Many databases I’ve encountered (Like SQL Server) use a single file to store the entire database. This seems to be a pretty common approach. What are the advantages to storing the entire database in a single file, as opposed to breaking up the data into more logical units, such as a single table per file.
Also, how does a database work internally. How does it handle concurrent writes to the same file by different threads. In most applications I’ve seen you can only have 1 open write handle on a file at a time. How do the various database engines handle the concurrent writes.
A single non-fragmented large file can be treated by the server application much like a raw disk is treated by the operating system: a random-seekable block of bytes. The database server could, if it chose to, implement an entire file system on top of that block of bytes, if there was a benefit to implementing tables as separate files.
Concurrent writes to different sections of the same file are not a problem. The database uses locking strategies to make sure that multiple threads aren’t trying to access the same section of the file, and this is one of the main reasons that database transactions exist: to isolate the visible effects of one transaction from another.

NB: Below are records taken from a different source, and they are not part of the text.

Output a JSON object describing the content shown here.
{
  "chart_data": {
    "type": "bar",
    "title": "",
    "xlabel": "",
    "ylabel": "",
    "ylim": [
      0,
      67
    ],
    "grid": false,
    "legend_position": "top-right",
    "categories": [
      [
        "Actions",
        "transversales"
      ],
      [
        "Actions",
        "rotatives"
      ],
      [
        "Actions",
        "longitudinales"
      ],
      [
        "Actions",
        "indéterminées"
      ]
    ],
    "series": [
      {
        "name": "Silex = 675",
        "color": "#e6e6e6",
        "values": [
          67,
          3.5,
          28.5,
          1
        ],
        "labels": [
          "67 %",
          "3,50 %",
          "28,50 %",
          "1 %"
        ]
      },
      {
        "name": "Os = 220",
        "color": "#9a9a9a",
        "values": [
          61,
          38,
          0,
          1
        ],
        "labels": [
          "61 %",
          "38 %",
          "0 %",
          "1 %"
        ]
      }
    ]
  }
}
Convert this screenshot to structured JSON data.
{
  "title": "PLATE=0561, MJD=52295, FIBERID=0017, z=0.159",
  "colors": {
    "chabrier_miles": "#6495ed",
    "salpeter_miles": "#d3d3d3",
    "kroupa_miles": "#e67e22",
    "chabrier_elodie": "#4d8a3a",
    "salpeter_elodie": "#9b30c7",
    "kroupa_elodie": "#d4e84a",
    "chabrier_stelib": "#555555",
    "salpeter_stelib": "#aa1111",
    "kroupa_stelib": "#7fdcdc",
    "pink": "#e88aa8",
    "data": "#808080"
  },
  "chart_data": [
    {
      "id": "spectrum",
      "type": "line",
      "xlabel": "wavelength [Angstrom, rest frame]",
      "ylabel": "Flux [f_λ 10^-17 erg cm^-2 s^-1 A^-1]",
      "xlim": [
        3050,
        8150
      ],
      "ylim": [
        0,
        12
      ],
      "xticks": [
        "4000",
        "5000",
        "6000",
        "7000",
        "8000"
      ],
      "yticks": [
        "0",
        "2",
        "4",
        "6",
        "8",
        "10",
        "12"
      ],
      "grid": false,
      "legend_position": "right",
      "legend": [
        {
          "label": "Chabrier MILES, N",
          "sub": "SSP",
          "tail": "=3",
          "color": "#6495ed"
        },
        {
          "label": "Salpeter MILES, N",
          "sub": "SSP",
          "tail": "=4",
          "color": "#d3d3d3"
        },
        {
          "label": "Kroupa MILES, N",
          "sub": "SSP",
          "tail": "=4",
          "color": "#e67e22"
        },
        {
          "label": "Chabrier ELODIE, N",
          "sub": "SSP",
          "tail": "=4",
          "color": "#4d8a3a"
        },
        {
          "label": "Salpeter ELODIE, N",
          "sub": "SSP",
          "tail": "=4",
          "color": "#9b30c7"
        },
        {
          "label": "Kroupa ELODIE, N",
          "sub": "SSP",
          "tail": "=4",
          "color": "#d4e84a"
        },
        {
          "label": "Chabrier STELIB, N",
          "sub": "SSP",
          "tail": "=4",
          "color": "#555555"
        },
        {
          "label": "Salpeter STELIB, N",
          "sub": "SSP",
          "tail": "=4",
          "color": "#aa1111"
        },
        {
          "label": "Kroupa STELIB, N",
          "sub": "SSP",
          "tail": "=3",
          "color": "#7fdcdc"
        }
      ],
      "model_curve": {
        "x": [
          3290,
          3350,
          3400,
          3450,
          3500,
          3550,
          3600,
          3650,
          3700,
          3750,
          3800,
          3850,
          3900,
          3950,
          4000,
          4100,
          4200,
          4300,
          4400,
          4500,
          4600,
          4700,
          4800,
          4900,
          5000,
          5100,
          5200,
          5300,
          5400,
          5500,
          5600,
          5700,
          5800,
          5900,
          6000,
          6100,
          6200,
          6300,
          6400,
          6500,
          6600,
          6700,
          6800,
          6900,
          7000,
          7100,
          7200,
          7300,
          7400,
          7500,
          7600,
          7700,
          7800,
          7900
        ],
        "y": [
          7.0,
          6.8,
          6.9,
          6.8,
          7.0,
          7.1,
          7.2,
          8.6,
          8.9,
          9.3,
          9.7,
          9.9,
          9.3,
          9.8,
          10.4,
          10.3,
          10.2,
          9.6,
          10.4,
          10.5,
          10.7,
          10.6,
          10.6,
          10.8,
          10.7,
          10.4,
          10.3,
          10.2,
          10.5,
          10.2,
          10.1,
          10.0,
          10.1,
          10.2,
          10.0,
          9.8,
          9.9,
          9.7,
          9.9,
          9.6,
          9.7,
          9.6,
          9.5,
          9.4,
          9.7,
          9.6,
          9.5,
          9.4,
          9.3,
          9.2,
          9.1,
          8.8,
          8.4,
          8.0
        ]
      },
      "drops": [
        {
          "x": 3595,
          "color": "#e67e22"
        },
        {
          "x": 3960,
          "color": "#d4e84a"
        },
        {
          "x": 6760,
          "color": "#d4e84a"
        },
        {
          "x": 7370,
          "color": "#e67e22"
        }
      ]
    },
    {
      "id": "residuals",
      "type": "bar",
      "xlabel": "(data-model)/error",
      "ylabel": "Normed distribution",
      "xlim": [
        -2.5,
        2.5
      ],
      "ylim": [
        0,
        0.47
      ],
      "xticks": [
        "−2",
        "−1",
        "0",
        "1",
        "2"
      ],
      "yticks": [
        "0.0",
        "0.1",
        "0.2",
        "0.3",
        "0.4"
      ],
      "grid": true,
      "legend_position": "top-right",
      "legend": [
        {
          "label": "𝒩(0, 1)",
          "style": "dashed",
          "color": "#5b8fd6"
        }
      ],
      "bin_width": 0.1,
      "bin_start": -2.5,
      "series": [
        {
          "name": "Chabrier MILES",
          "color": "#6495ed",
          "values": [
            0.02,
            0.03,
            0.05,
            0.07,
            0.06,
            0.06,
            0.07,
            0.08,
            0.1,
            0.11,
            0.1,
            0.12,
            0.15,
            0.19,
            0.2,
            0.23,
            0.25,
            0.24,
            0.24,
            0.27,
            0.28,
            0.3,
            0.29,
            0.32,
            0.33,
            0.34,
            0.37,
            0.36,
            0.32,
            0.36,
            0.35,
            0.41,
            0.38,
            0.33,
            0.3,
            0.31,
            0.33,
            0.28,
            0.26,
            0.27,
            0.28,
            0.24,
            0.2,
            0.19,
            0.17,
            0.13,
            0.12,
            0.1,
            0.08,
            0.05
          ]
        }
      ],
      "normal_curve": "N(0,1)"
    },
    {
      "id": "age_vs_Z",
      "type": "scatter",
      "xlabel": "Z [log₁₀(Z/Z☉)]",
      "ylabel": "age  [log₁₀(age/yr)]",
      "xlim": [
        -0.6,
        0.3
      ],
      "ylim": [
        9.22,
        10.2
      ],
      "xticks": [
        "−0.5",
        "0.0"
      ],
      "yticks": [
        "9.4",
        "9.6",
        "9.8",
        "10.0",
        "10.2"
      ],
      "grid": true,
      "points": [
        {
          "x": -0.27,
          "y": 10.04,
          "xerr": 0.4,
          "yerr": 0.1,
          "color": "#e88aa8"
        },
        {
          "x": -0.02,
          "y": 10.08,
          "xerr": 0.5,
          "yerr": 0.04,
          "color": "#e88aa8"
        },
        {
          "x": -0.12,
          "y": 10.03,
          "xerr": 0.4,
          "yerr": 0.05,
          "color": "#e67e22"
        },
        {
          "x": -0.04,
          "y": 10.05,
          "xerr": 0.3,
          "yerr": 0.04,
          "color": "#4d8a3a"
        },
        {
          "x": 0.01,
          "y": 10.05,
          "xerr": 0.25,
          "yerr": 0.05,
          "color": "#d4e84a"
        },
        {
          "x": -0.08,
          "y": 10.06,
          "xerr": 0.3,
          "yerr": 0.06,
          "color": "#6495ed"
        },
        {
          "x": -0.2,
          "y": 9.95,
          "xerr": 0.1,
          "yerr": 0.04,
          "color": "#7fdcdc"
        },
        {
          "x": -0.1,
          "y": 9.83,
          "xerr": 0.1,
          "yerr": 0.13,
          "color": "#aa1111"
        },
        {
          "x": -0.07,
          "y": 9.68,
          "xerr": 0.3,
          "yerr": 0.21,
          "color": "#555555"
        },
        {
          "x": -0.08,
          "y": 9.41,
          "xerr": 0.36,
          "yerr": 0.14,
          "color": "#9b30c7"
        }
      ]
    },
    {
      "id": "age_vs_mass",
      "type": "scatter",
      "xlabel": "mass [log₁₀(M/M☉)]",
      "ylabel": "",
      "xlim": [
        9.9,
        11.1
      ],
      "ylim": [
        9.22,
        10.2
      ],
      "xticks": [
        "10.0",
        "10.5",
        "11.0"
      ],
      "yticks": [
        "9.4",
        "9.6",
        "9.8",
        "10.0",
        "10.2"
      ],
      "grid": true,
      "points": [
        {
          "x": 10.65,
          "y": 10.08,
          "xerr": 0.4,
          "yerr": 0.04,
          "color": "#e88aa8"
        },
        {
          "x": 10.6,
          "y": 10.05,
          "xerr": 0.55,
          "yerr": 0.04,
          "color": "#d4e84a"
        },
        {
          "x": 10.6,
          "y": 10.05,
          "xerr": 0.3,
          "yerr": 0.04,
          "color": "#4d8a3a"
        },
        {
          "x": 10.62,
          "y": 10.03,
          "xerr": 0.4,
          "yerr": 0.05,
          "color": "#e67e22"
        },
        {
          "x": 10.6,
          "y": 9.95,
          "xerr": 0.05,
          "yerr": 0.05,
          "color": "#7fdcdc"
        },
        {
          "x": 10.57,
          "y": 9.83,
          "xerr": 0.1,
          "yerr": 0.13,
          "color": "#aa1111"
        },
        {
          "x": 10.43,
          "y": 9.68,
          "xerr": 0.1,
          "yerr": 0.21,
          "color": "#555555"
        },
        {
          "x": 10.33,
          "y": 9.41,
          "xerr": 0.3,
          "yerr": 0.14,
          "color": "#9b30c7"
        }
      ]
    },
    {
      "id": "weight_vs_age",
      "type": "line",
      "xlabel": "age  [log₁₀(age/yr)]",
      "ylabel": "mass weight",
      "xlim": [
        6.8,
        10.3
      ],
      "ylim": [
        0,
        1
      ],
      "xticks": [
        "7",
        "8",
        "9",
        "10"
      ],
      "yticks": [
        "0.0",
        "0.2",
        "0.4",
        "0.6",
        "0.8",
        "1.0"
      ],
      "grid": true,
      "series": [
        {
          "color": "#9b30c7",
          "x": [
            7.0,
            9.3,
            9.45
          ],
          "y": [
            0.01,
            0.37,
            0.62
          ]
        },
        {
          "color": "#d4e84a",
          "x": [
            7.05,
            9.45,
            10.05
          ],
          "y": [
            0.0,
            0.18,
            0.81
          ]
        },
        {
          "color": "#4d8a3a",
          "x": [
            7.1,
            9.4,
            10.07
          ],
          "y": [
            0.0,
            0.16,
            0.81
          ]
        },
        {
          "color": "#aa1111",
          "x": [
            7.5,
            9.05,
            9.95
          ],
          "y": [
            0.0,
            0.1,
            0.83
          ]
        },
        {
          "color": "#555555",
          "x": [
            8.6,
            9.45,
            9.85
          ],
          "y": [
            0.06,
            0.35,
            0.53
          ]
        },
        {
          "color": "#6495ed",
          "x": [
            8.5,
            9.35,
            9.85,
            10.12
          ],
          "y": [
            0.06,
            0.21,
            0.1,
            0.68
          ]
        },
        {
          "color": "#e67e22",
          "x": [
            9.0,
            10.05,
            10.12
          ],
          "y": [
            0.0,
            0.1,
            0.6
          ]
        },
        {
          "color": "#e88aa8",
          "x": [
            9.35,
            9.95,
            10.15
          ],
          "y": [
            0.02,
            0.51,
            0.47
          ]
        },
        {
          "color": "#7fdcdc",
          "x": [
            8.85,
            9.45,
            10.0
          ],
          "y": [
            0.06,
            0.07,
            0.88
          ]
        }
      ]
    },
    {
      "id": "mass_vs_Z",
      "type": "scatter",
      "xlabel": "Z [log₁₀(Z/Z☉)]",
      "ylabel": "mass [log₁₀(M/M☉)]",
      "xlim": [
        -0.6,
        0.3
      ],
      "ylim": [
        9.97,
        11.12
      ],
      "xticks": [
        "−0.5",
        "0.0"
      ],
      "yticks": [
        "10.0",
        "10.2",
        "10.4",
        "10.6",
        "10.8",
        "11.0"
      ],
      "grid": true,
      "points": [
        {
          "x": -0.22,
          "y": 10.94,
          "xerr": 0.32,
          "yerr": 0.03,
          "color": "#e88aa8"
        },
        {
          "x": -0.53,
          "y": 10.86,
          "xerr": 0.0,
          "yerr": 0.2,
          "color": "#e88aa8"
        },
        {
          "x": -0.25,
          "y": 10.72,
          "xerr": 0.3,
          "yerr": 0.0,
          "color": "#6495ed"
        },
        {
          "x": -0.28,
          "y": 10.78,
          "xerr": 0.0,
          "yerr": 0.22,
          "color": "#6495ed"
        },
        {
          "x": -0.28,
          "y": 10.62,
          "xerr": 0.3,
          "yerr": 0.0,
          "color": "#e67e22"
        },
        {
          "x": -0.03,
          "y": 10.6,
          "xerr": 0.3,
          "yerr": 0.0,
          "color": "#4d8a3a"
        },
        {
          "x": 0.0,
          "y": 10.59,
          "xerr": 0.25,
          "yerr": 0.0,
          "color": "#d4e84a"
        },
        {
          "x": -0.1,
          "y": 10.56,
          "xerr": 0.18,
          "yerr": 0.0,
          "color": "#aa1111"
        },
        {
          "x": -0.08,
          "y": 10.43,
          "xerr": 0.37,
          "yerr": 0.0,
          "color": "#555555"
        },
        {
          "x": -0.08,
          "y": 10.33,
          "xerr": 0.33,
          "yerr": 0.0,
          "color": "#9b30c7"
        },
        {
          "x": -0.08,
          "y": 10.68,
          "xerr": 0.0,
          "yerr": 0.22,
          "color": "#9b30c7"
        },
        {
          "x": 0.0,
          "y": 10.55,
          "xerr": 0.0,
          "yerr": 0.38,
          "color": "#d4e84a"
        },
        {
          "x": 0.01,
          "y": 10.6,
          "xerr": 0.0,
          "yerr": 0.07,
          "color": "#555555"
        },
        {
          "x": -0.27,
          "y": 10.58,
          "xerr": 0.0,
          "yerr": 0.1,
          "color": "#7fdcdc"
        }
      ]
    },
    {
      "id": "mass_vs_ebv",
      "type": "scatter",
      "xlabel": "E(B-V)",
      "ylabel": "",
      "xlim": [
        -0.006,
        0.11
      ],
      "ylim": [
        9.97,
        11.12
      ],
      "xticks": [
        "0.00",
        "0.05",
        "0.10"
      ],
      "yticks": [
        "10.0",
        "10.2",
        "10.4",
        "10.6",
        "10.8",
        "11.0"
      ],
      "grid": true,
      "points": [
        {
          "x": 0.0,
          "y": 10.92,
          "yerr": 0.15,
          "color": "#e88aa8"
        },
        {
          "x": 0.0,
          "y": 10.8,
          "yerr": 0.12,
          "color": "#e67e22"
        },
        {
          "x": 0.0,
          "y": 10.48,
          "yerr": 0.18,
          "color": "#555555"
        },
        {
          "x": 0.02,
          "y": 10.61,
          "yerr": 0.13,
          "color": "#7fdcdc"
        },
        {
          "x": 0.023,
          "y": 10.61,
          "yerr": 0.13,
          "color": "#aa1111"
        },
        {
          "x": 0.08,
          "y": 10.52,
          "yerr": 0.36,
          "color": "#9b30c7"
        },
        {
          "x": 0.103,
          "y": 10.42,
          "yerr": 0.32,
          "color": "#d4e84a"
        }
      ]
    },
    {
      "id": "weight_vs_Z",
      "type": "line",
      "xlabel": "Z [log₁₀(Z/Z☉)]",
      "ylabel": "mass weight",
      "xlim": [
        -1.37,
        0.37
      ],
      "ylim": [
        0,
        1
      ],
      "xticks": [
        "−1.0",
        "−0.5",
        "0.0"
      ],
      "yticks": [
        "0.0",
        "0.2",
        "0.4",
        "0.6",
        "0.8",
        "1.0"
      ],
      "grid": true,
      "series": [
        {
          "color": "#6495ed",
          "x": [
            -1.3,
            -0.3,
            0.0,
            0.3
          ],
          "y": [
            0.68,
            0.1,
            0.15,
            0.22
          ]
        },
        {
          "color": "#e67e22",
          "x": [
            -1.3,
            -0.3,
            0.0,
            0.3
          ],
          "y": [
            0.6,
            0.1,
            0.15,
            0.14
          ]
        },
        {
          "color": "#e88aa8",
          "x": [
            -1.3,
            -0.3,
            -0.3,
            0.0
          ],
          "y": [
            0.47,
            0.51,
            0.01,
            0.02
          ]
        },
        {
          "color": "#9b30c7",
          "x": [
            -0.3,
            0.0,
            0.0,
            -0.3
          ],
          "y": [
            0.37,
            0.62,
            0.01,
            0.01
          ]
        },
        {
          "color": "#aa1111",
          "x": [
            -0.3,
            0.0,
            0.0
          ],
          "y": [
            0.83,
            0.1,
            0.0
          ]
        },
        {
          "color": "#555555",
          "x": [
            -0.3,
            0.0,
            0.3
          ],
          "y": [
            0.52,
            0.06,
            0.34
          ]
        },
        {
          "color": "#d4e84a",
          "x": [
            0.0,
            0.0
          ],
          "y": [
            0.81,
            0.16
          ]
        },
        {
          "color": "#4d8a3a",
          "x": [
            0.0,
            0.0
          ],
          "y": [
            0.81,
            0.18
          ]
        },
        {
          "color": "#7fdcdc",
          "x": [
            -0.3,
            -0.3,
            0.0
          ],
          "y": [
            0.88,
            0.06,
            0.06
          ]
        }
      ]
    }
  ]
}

For example, a database server might keep track of which rows in which tables have been accessed by which in-flight transactions; when a transaction retires, the rows which it had touched are released so that they can be freely accessed by other transactions. In this scenario, other transactions might simply block – i.e. wait – when they try to access rows that are currently being part of another transaction. If the other transaction doesn’t complete within a reasonable (configurable) time, then the waiting transaction might be aborted. Often the reason for this is a deadlock. The application using the database can then choose, if it wants, to retry the transaction.
This locking could be implemented using semaphores or other synchronization mechanisms, depending on the performance tradeoffs.